Betonarme gözenek hacmi ve geçirgenliğin azaltılmasıyla donatısız betonda, karbonatlaşmanın hem mukavemet hem de dayanıklılık açısından yararlı etkileri vardır. Bununla birlikte, betonarme yapılarda gerçekleşen karbonatlaşma, çeliğin korozyonunu başlatmada önemli bir etkiye sahiptir. Bu nedenle, betonarme yapıların dayanıklılık performansını ve ömrünü azaltmaktadır. Karbonatlaşma reaksiyonu tamamlandıktan sonra beton boşluk suyunun pH değerini 13.2’nin üstünden 8.5’in altına düşürmektedir. Bu işlem çelik seviyesine ulaştığında azaltılmış pH çeliğin pasif gama-ferrik oksit tabakasının kararsız hale gelmesine ve depasifize olmasına neden olur.
Gamma ferrik oksit, alkalin bir ortamda çeliğin yüzeyinde oluşan Fe2O3‘ün ince bir film tabakasıdır. Yeterli oksijen ve nem mevcutsa, beton içerisindeki çelikte korozyondan sonra kesit kaybı başlamaktadır. Böylelikle, betonarme elemanın veya yapının servis ömrü içerisinde yük taşıma kapasitesi azalacaktır. Karbonatlaşma çelik korozyonuna ve uzun süreli dayanıklılığa ciddi şekilde zarar verebileceği gibi, betonarme bir yapının tasarım aşamasında olduğu kadar mevcut bir betonarme yapının ömrü boyunca da etkili olmaktadır.

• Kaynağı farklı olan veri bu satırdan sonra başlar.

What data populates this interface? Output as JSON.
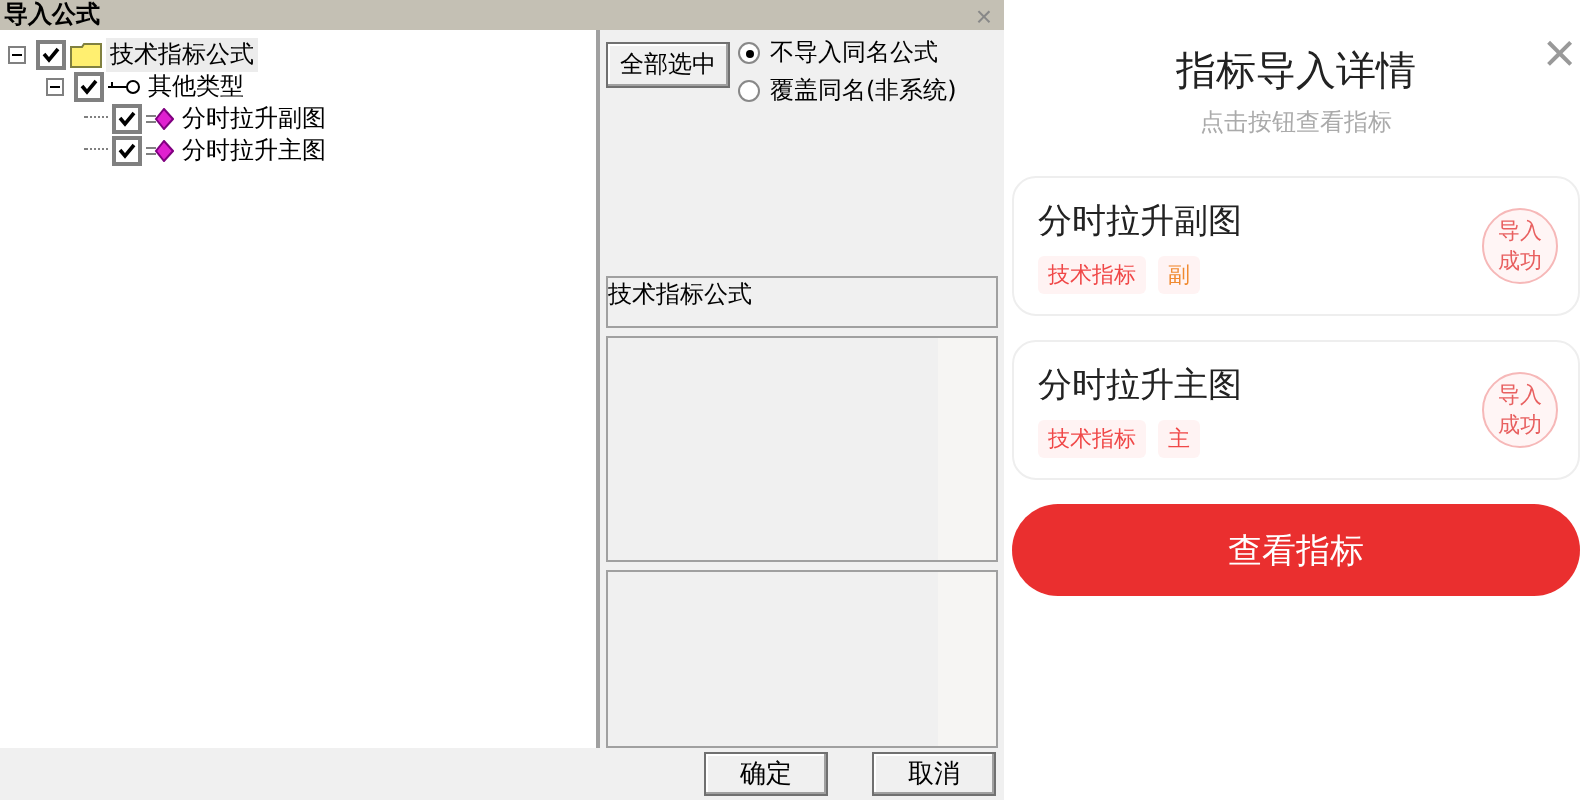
{
  "dialog": {
    "title": "导入公式",
    "close": "×",
    "tree": [
      {
        "label": "技术指标公式",
        "kind": "folder",
        "checked": true,
        "selected": true,
        "expanded": true,
        "children": [
          {
            "label": "其他类型",
            "kind": "key",
            "checked": true,
            "selected": false,
            "expanded": true,
            "children": [
              {
                "label": "分时拉升副图",
                "kind": "formula",
                "checked": true,
                "selected": false
              },
              {
                "label": "分时拉升主图",
                "kind": "formula",
                "checked": true,
                "selected": false
              }
            ]
          }
        ]
      }
    ],
    "select_all": "全部选中",
    "options": [
      {
        "label": "不导入同名公式",
        "selected": true
      },
      {
        "label": "覆盖同名(非系统)",
        "selected": false
      }
    ],
    "name_field": "技术指标公式",
    "buttons": [
      "确定",
      "取消"
    ]
  },
  "panel": {
    "title": "指标导入详情",
    "subtitle": "点击按钮查看指标",
    "close": "×",
    "items": [
      {
        "name": "分时拉升副图",
        "tags": [
          {
            "label": "技术指标",
            "color": "#f04848"
          },
          {
            "label": "副",
            "color": "#f08a30"
          }
        ],
        "status": "导入成功"
      },
      {
        "name": "分时拉升主图",
        "tags": [
          {
            "label": "技术指标",
            "color": "#f04848"
          },
          {
            "label": "主",
            "color": "#f04848"
          }
        ],
        "status": "导入成功"
      }
    ],
    "button": "查看指标"
  }
}
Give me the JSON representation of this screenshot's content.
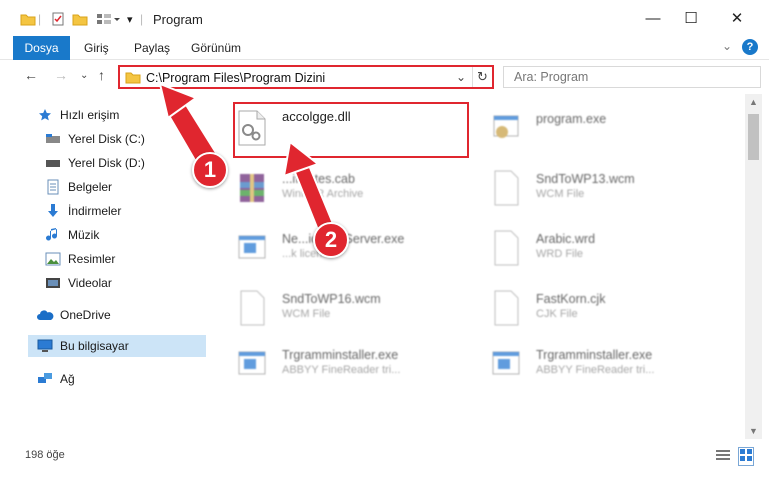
{
  "window": {
    "title": "Program",
    "minimize": "—",
    "maximize": "☐",
    "close": "✕"
  },
  "ribbon": {
    "tabs": [
      "Dosya",
      "Giriş",
      "Paylaş",
      "Görünüm"
    ],
    "help": "?"
  },
  "address": {
    "path": "C:\\Program Files\\Program Dizini",
    "search_placeholder": "Ara: Program"
  },
  "sidebar": {
    "items": [
      {
        "label": "Hızlı erişim",
        "icon": "star-icon"
      },
      {
        "label": "Yerel Disk (C:)",
        "icon": "drive-icon"
      },
      {
        "label": "Yerel Disk (D:)",
        "icon": "drive-icon"
      },
      {
        "label": "Belgeler",
        "icon": "document-icon"
      },
      {
        "label": "İndirmeler",
        "icon": "download-icon"
      },
      {
        "label": "Müzik",
        "icon": "music-icon"
      },
      {
        "label": "Resimler",
        "icon": "picture-icon"
      },
      {
        "label": "Videolar",
        "icon": "video-icon"
      },
      {
        "label": "OneDrive",
        "icon": "cloud-icon"
      },
      {
        "label": "Bu bilgisayar",
        "icon": "computer-icon"
      },
      {
        "label": "Ağ",
        "icon": "network-icon"
      }
    ]
  },
  "files": [
    {
      "name": "accolgge.dll",
      "type": ""
    },
    {
      "name": "program.exe",
      "type": ""
    },
    {
      "name": "...ificates.cab",
      "type": "WinRAR Archive"
    },
    {
      "name": "SndToWP13.wcm",
      "type": "WCM File"
    },
    {
      "name": "Ne...icenseServer.exe",
      "type": "...k licen..."
    },
    {
      "name": "Arabic.wrd",
      "type": "WRD File"
    },
    {
      "name": "SndToWP16.wcm",
      "type": "WCM File"
    },
    {
      "name": "FastKorn.cjk",
      "type": "CJK File"
    },
    {
      "name": "Trgramminstaller.exe",
      "type": "ABBYY FineReader tri..."
    },
    {
      "name": "Trgramminstaller.exe",
      "type": "ABBYY FineReader tri..."
    }
  ],
  "status": {
    "count": "198 öğe"
  },
  "annotations": {
    "step1": "1",
    "step2": "2"
  },
  "colors": {
    "accent": "#1979ca",
    "annotation": "#e0262f"
  }
}
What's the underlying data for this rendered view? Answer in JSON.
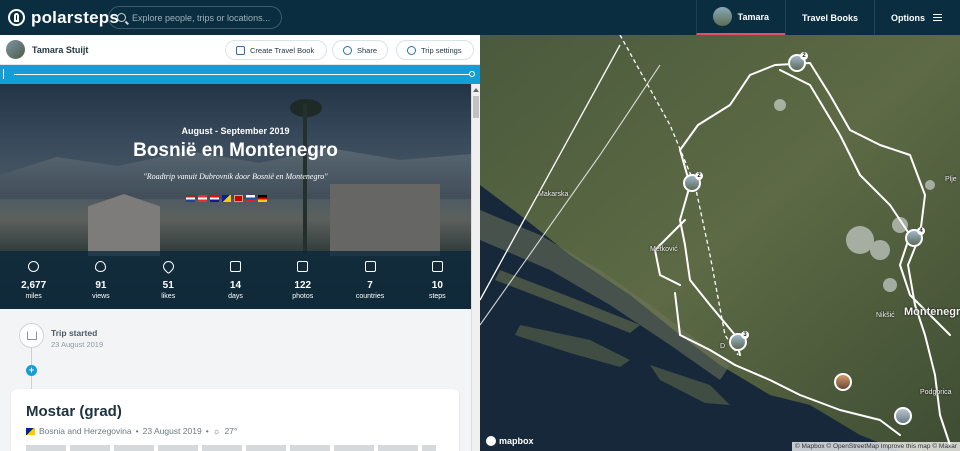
{
  "app": {
    "logo_text": "polarsteps"
  },
  "search": {
    "placeholder": "Explore people, trips or locations..."
  },
  "nav": {
    "user_name": "Tamara",
    "travel_books": "Travel Books",
    "options": "Options"
  },
  "trip_header": {
    "owner": "Tamara Stuijt",
    "create_book": "Create Travel Book",
    "share": "Share",
    "trip_settings": "Trip settings"
  },
  "hero": {
    "dates": "August - September 2019",
    "title": "Bosnië en Montenegro",
    "quote": "\"Roadtrip vanuit Dubrovnik door Bosnië en Montenegro\"",
    "flags": [
      "netherlands",
      "austria",
      "croatia",
      "bosnia",
      "montenegro",
      "slovenia",
      "germany"
    ]
  },
  "stats": [
    {
      "icon": "compass-icon",
      "value": "2,677",
      "label": "miles"
    },
    {
      "icon": "eye-icon",
      "value": "91",
      "label": "views"
    },
    {
      "icon": "heart-icon",
      "value": "51",
      "label": "likes"
    },
    {
      "icon": "calendar-icon",
      "value": "14",
      "label": "days"
    },
    {
      "icon": "camera-icon",
      "value": "122",
      "label": "photos"
    },
    {
      "icon": "passport-icon",
      "value": "7",
      "label": "countries"
    },
    {
      "icon": "footprint-icon",
      "value": "10",
      "label": "steps"
    }
  ],
  "timeline": {
    "started_title": "Trip started",
    "started_date": "23 August 2019",
    "step": {
      "title": "Mostar (grad)",
      "country": "Bosnia and Herzegovina",
      "date": "23 August 2019",
      "temp": "27°"
    }
  },
  "map": {
    "labels": {
      "makarska": "Makarska",
      "metkovic": "Metković",
      "montenegro": "Montenegro",
      "nikšić": "Nikšić",
      "pljevlja": "Plje",
      "podgorica": "Podgorica",
      "dubrovnik": "D"
    },
    "pins": [
      {
        "badge": "2"
      },
      {
        "badge": "2"
      },
      {
        "badge": "4"
      },
      {
        "badge": "3"
      }
    ],
    "brand": "mapbox",
    "attribution": "© Mapbox © OpenStreetMap  Improve this map © Maxar"
  },
  "colors": {
    "topbar": "#0a2d40",
    "progress": "#139ed6",
    "accent_underline": "#e2506b"
  }
}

Beton yapılarda gerekli hizmet ömrü ve dayanıklılık performansını sağlamak için betonda kullanılan bağlayıcı ve çevre etki koşulları dikkate alınmalıdır. Yapıdaki beton için karışım oranları ve pas payı derinliğinin arzu edilen servis ömrünün elde edilmesi için önemli katkısı bulunmaktadır. Benzer şekilde, mevcut beton yapıların artık servis ömrünün uzatılması için de bakım ve onarım planlarının etkili bir şekilde yapılması gerekmektedir. Betonun bu problemi, karbonatlaşma hızı veya derinliğinin belirlenmesi 70’lerin sonlarından beri incelenmektedir. Güney Afrika’da, beton yapıların karbonatlaşmaya bağlı korozyon hasarının artan olasılıklarını takiben, 90’lı yılların başında beton karbonatlaşma problemine dikkat edilmiş ve dolayısıyla karasal iklimdeki yapıların dayanıklılık performansını ve ömrünü ölçme ihtiyacı ortaya çıkmıştır.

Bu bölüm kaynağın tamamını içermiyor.